A quick and dirty, or long and elaborate explanation of how to choose a waxing based on temperatue would be welcome as well.

Thanks in advance!
post #2 of 12
Where do you live?

I have a Swix table and Lasso vice that may be for sale.

Maybe I will also sell my old iron and stuff too.

I have to much tuning equipment.
post #3 of 12
Scalce, PM me with what you think the vice, iron and whatever is worth. I have been using the arms of a couch in my office as a vice and the scrapings are beginning to pile up.
post #4 of 12
mewants a good ski wax iron, and an edge bevel guide.....for cheap cause im a kid
post #5 of 12
get a tarp
post #6 of 12
Waxing - No trouble. Put the outer shell of the boots on the bindings. Hang the ski bottom up across the arms of two chairs. Newspaper down underneath. Iron on, wait, scrape off, brush off, throw away newspaper, take off boots. The only hassle is scraping off, you might want to do that in the yard downstairs. Equipment - one temperature wax iron, wax, plexiscraper, nylon brush, horsehair brush.
post #7 of 12
Originally Posted by Nogs
Put the outer shell of the boots on the bindings.
Or you could go to Staples or Office Depot and get a 1/2 pound bag of 3 1/2" by 1/2" elastics for $.99
post #8 of 12
Get an old sheet or tarp for the ground to make clean up easy. Make sure you have a nice light source over head to see what you are working on. You can put the skis between a couple of chairs or on the arms of a big chair. Just put a second sheet over the chair to prevent wax scraping from going in the cracks. I use a chapo clothes iron with holes, but no teflon coating (the 9.99 one from target). So far it has not "burned out" or whatever. If you use universal wax there are no worries about buring your bases since the wax will smoke before the p-tex burns. Use Universal wax.

post #9 of 12
Make sure that you have plenty of ventilation when petexing. The fumes from that stuff are not good for you.

Don't forget to unhook the smoke detector before you start petexing or waxing. You don't want to be in the middle of the job and have it go off. Also, don't forget to hook it back up when you're done.
post #10 of 12
I put a quilted furnuiture pad (like the ones movers use) over the kitchen counter. The bindings drop into the sink and prevent the skis from sliding. Usually I put blocks under the tips an tails to stabilize the skis. Usually I scrape them outside, but I can scrape wax in the kitchen if I'm careful. The bad thing is my girlfriend caught me doing it so now I have to wax her skis also, but at least I don't have to look for a new place to live.
I knock down the burrs with a coarse stone from the hardware store before I file, and I have an SKS multi-tuner to file the sides. I use coarse and medium diamond stones in the SKS tuner. If I had a proper bench with a good vise, I would get one of those aluminum side edge guides, but the SKS works better for me because I need one hand to hold the ski and only one for the file. I use a Beast base edge guide with the diamond stones for the base edges. I have a Skivisions base planer, but I only use that when I can get my skis on a proper bench. I also have an SKS sidewall skyver to take the plastic away from the side edges. I use rubber bands or a short length of Romex (#14) to hold the brakes out of the way.
I use any kind of universal wax, and my Mom's best iron. I fix core shots with 10 minute epoxy, and cover it with a Ptex candle while the epoxy is still wet. I don't worry about small scrapes in the bottom.
post #11 of 12
Thread Starter 
Thanks for the replies.

It sounds like a table and vices are not required, just handy to have. I have a small porch out back I could set up some chairs or some small workhorses, and not have to worry so much about cleanup. I will pick up some universal wax and give it a go.

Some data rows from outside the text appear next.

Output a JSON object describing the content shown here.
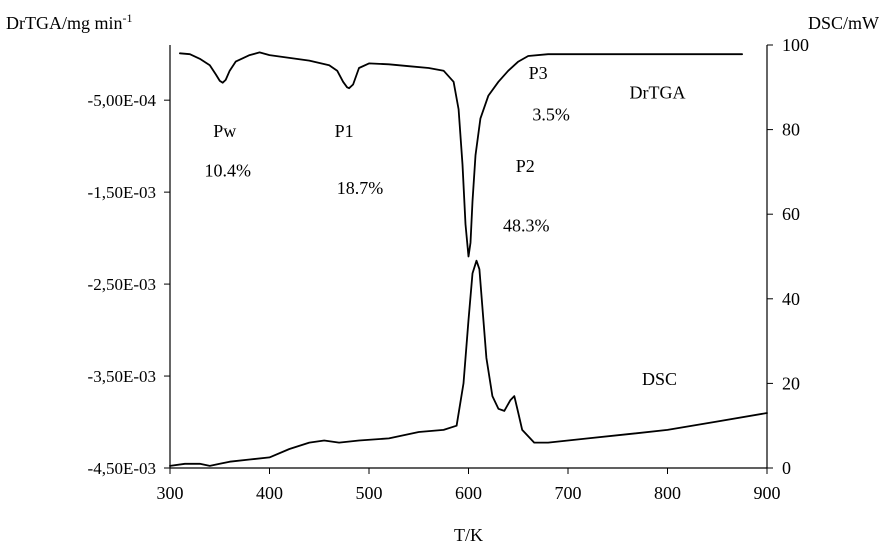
{
  "chart_data": {
    "type": "line",
    "title": "",
    "xlabel": "T/K",
    "ylabel_left": "DrTGA/mg min",
    "ylabel_left_superscript": "-1",
    "ylabel_right": "DSC/mW",
    "xlim": [
      300,
      900
    ],
    "ylim_left": [
      -0.0045,
      0.0001
    ],
    "ylim_right": [
      0,
      100
    ],
    "x_ticks": [
      "300",
      "400",
      "500",
      "600",
      "700",
      "800",
      "900"
    ],
    "y_left_ticks": [
      "-5,00E-04",
      "-1,50E-03",
      "-2,50E-03",
      "-3,50E-03",
      "-4,50E-03"
    ],
    "y_left_tick_values": [
      -0.0005,
      -0.0015,
      -0.0025,
      -0.0035,
      -0.0045
    ],
    "y_right_ticks": [
      "100",
      "80",
      "60",
      "40",
      "20",
      "0"
    ],
    "y_right_tick_values": [
      100,
      80,
      60,
      40,
      20,
      0
    ],
    "grid": false,
    "legend": "none",
    "series": [
      {
        "name": "DrTGA",
        "axis": "left",
        "x": [
          310,
          320,
          330,
          340,
          346,
          350,
          353,
          356,
          360,
          366,
          372,
          380,
          390,
          400,
          420,
          440,
          460,
          468,
          474,
          478,
          480,
          484,
          490,
          500,
          520,
          540,
          560,
          575,
          585,
          590,
          594,
          597,
          600,
          602,
          604,
          607,
          612,
          620,
          630,
          640,
          650,
          660,
          680,
          700,
          750,
          800,
          850,
          875
        ],
        "y": [
          1e-05,
          0.0,
          -5e-05,
          -0.00012,
          -0.00022,
          -0.00029,
          -0.00031,
          -0.00028,
          -0.00018,
          -8e-05,
          -5e-05,
          -1e-05,
          2e-05,
          -1e-05,
          -4e-05,
          -7e-05,
          -0.00012,
          -0.00018,
          -0.0003,
          -0.00036,
          -0.00037,
          -0.00033,
          -0.00015,
          -0.0001,
          -0.00011,
          -0.00013,
          -0.00015,
          -0.00018,
          -0.0003,
          -0.0006,
          -0.0012,
          -0.00185,
          -0.0022,
          -0.00205,
          -0.0016,
          -0.0011,
          -0.0007,
          -0.00045,
          -0.0003,
          -0.00018,
          -8e-05,
          -2e-05,
          0.0,
          0.0,
          0.0,
          0.0,
          0.0,
          0.0
        ]
      },
      {
        "name": "DSC",
        "axis": "right",
        "x": [
          300,
          315,
          330,
          340,
          350,
          360,
          380,
          400,
          420,
          440,
          455,
          470,
          490,
          520,
          550,
          575,
          588,
          595,
          600,
          604,
          608,
          611,
          614,
          618,
          624,
          630,
          636,
          642,
          646,
          650,
          654,
          660,
          666,
          680,
          720,
          760,
          800,
          850,
          900
        ],
        "y": [
          0.5,
          1.0,
          1.0,
          0.5,
          1.0,
          1.5,
          2.0,
          2.5,
          4.5,
          6.0,
          6.5,
          6.0,
          6.5,
          7.0,
          8.5,
          9.0,
          10.0,
          20.0,
          35.0,
          46.0,
          49.0,
          47.0,
          38.0,
          26.0,
          17.0,
          14.0,
          13.5,
          16.0,
          17.0,
          13.0,
          9.0,
          7.5,
          6.0,
          6.0,
          7.0,
          8.0,
          9.0,
          11.0,
          13.0
        ]
      }
    ],
    "annotations": [
      {
        "text": "Pw",
        "x": 355,
        "y_left": -0.0009
      },
      {
        "text": "10.4%",
        "x": 358,
        "y_left": -0.00133
      },
      {
        "text": "P1",
        "x": 475,
        "y_left": -0.0009
      },
      {
        "text": "18.7%",
        "x": 491,
        "y_left": -0.00152
      },
      {
        "text": "P3",
        "x": 670,
        "y_left": -0.00027
      },
      {
        "text": "3.5%",
        "x": 683,
        "y_left": -0.00072
      },
      {
        "text": "P2",
        "x": 657,
        "y_left": -0.00128
      },
      {
        "text": "48.3%",
        "x": 658,
        "y_left": -0.00193
      },
      {
        "text": "DrTGA",
        "x": 790,
        "y_left": -0.00048
      },
      {
        "text": "DSC",
        "x": 792,
        "y_left": -0.0036
      }
    ]
  }
}
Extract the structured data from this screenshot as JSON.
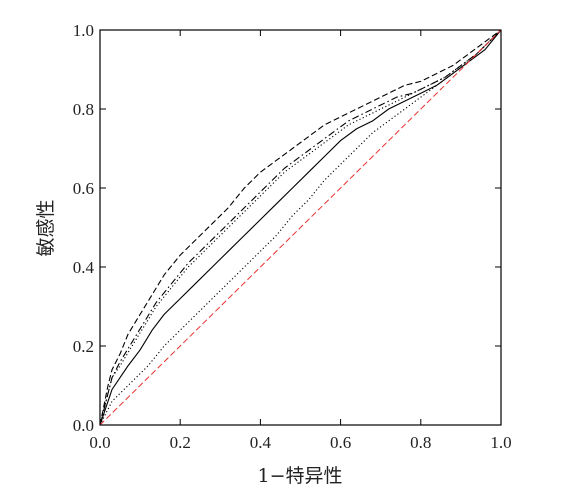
{
  "chart_data": {
    "type": "line",
    "xlabel": "1−特异性",
    "ylabel": "敏感性",
    "xlim": [
      0.0,
      1.0
    ],
    "ylim": [
      0.0,
      1.0
    ],
    "xticks": [
      "0.0",
      "0.2",
      "0.4",
      "0.6",
      "0.8",
      "1.0"
    ],
    "yticks": [
      "0.0",
      "0.2",
      "0.4",
      "0.6",
      "0.8",
      "1.0"
    ],
    "grid": false,
    "legend": "none",
    "series": [
      {
        "style": "solid",
        "color": "#000000",
        "points": [
          [
            0,
            0
          ],
          [
            0.01,
            0.03
          ],
          [
            0.02,
            0.06
          ],
          [
            0.03,
            0.09
          ],
          [
            0.05,
            0.12
          ],
          [
            0.07,
            0.15
          ],
          [
            0.1,
            0.19
          ],
          [
            0.13,
            0.24
          ],
          [
            0.16,
            0.28
          ],
          [
            0.2,
            0.32
          ],
          [
            0.24,
            0.36
          ],
          [
            0.28,
            0.4
          ],
          [
            0.32,
            0.44
          ],
          [
            0.36,
            0.48
          ],
          [
            0.4,
            0.52
          ],
          [
            0.44,
            0.56
          ],
          [
            0.48,
            0.6
          ],
          [
            0.52,
            0.64
          ],
          [
            0.56,
            0.68
          ],
          [
            0.6,
            0.72
          ],
          [
            0.64,
            0.75
          ],
          [
            0.68,
            0.77
          ],
          [
            0.72,
            0.8
          ],
          [
            0.76,
            0.82
          ],
          [
            0.8,
            0.84
          ],
          [
            0.84,
            0.86
          ],
          [
            0.88,
            0.89
          ],
          [
            0.92,
            0.92
          ],
          [
            0.96,
            0.95
          ],
          [
            1,
            1
          ]
        ]
      },
      {
        "style": "dash-dot",
        "color": "#000000",
        "points": [
          [
            0,
            0
          ],
          [
            0.01,
            0.04
          ],
          [
            0.02,
            0.08
          ],
          [
            0.03,
            0.12
          ],
          [
            0.05,
            0.16
          ],
          [
            0.08,
            0.21
          ],
          [
            0.11,
            0.26
          ],
          [
            0.14,
            0.31
          ],
          [
            0.18,
            0.36
          ],
          [
            0.22,
            0.41
          ],
          [
            0.26,
            0.45
          ],
          [
            0.3,
            0.49
          ],
          [
            0.34,
            0.53
          ],
          [
            0.38,
            0.57
          ],
          [
            0.42,
            0.61
          ],
          [
            0.46,
            0.65
          ],
          [
            0.5,
            0.68
          ],
          [
            0.54,
            0.71
          ],
          [
            0.58,
            0.74
          ],
          [
            0.62,
            0.77
          ],
          [
            0.66,
            0.79
          ],
          [
            0.7,
            0.81
          ],
          [
            0.74,
            0.83
          ],
          [
            0.78,
            0.84
          ],
          [
            0.82,
            0.86
          ],
          [
            0.86,
            0.88
          ],
          [
            0.9,
            0.91
          ],
          [
            0.94,
            0.94
          ],
          [
            0.97,
            0.97
          ],
          [
            1,
            1
          ]
        ]
      },
      {
        "style": "dashed",
        "color": "#000000",
        "points": [
          [
            0,
            0
          ],
          [
            0.01,
            0.05
          ],
          [
            0.02,
            0.1
          ],
          [
            0.03,
            0.14
          ],
          [
            0.05,
            0.18
          ],
          [
            0.07,
            0.23
          ],
          [
            0.1,
            0.28
          ],
          [
            0.13,
            0.33
          ],
          [
            0.16,
            0.38
          ],
          [
            0.2,
            0.43
          ],
          [
            0.24,
            0.47
          ],
          [
            0.28,
            0.51
          ],
          [
            0.32,
            0.55
          ],
          [
            0.36,
            0.6
          ],
          [
            0.4,
            0.64
          ],
          [
            0.44,
            0.67
          ],
          [
            0.48,
            0.7
          ],
          [
            0.52,
            0.73
          ],
          [
            0.56,
            0.76
          ],
          [
            0.6,
            0.78
          ],
          [
            0.64,
            0.8
          ],
          [
            0.68,
            0.82
          ],
          [
            0.72,
            0.84
          ],
          [
            0.76,
            0.86
          ],
          [
            0.8,
            0.87
          ],
          [
            0.84,
            0.89
          ],
          [
            0.88,
            0.91
          ],
          [
            0.92,
            0.94
          ],
          [
            0.96,
            0.97
          ],
          [
            1,
            1
          ]
        ]
      },
      {
        "style": "dotted",
        "color": "#000000",
        "points": [
          [
            0,
            0
          ],
          [
            0.01,
            0.02
          ],
          [
            0.02,
            0.04
          ],
          [
            0.03,
            0.06
          ],
          [
            0.05,
            0.08
          ],
          [
            0.08,
            0.11
          ],
          [
            0.12,
            0.15
          ],
          [
            0.16,
            0.2
          ],
          [
            0.2,
            0.24
          ],
          [
            0.24,
            0.28
          ],
          [
            0.28,
            0.32
          ],
          [
            0.32,
            0.36
          ],
          [
            0.36,
            0.4
          ],
          [
            0.4,
            0.44
          ],
          [
            0.44,
            0.48
          ],
          [
            0.48,
            0.53
          ],
          [
            0.52,
            0.57
          ],
          [
            0.56,
            0.62
          ],
          [
            0.6,
            0.66
          ],
          [
            0.64,
            0.7
          ],
          [
            0.68,
            0.74
          ],
          [
            0.72,
            0.77
          ],
          [
            0.76,
            0.8
          ],
          [
            0.8,
            0.83
          ],
          [
            0.84,
            0.86
          ],
          [
            0.88,
            0.89
          ],
          [
            0.92,
            0.92
          ],
          [
            0.96,
            0.96
          ],
          [
            1,
            1
          ]
        ]
      },
      {
        "style": "dotted",
        "color": "#000000",
        "points": [
          [
            0,
            0
          ],
          [
            0.01,
            0.04
          ],
          [
            0.02,
            0.08
          ],
          [
            0.03,
            0.12
          ],
          [
            0.05,
            0.15
          ],
          [
            0.08,
            0.2
          ],
          [
            0.11,
            0.25
          ],
          [
            0.14,
            0.3
          ],
          [
            0.18,
            0.35
          ],
          [
            0.22,
            0.4
          ],
          [
            0.26,
            0.44
          ],
          [
            0.3,
            0.48
          ],
          [
            0.34,
            0.52
          ],
          [
            0.38,
            0.56
          ],
          [
            0.42,
            0.6
          ],
          [
            0.46,
            0.64
          ],
          [
            0.5,
            0.67
          ],
          [
            0.54,
            0.7
          ],
          [
            0.58,
            0.73
          ],
          [
            0.62,
            0.76
          ],
          [
            0.66,
            0.78
          ],
          [
            0.7,
            0.8
          ],
          [
            0.74,
            0.82
          ],
          [
            0.78,
            0.84
          ],
          [
            0.82,
            0.86
          ],
          [
            0.86,
            0.88
          ],
          [
            0.9,
            0.91
          ],
          [
            0.94,
            0.94
          ],
          [
            0.97,
            0.97
          ],
          [
            1,
            1
          ]
        ]
      },
      {
        "style": "dashed",
        "color": "#e8312f",
        "points": [
          [
            0,
            0
          ],
          [
            1,
            1
          ]
        ]
      }
    ]
  }
}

What is the minimum amount of equipment you need to take care of basic edge sharpening correctly. I dont want to just go at it freehand and screw up the edge angles, but I will take it to a shop for extensive work. I'd rather not skimp and screw it up for lack of tools, but I don't want to go overboard either.
post #12 of 12

How about ironless?

Scalce, do all of your fancier waxes take well to the the Wax WHIZard?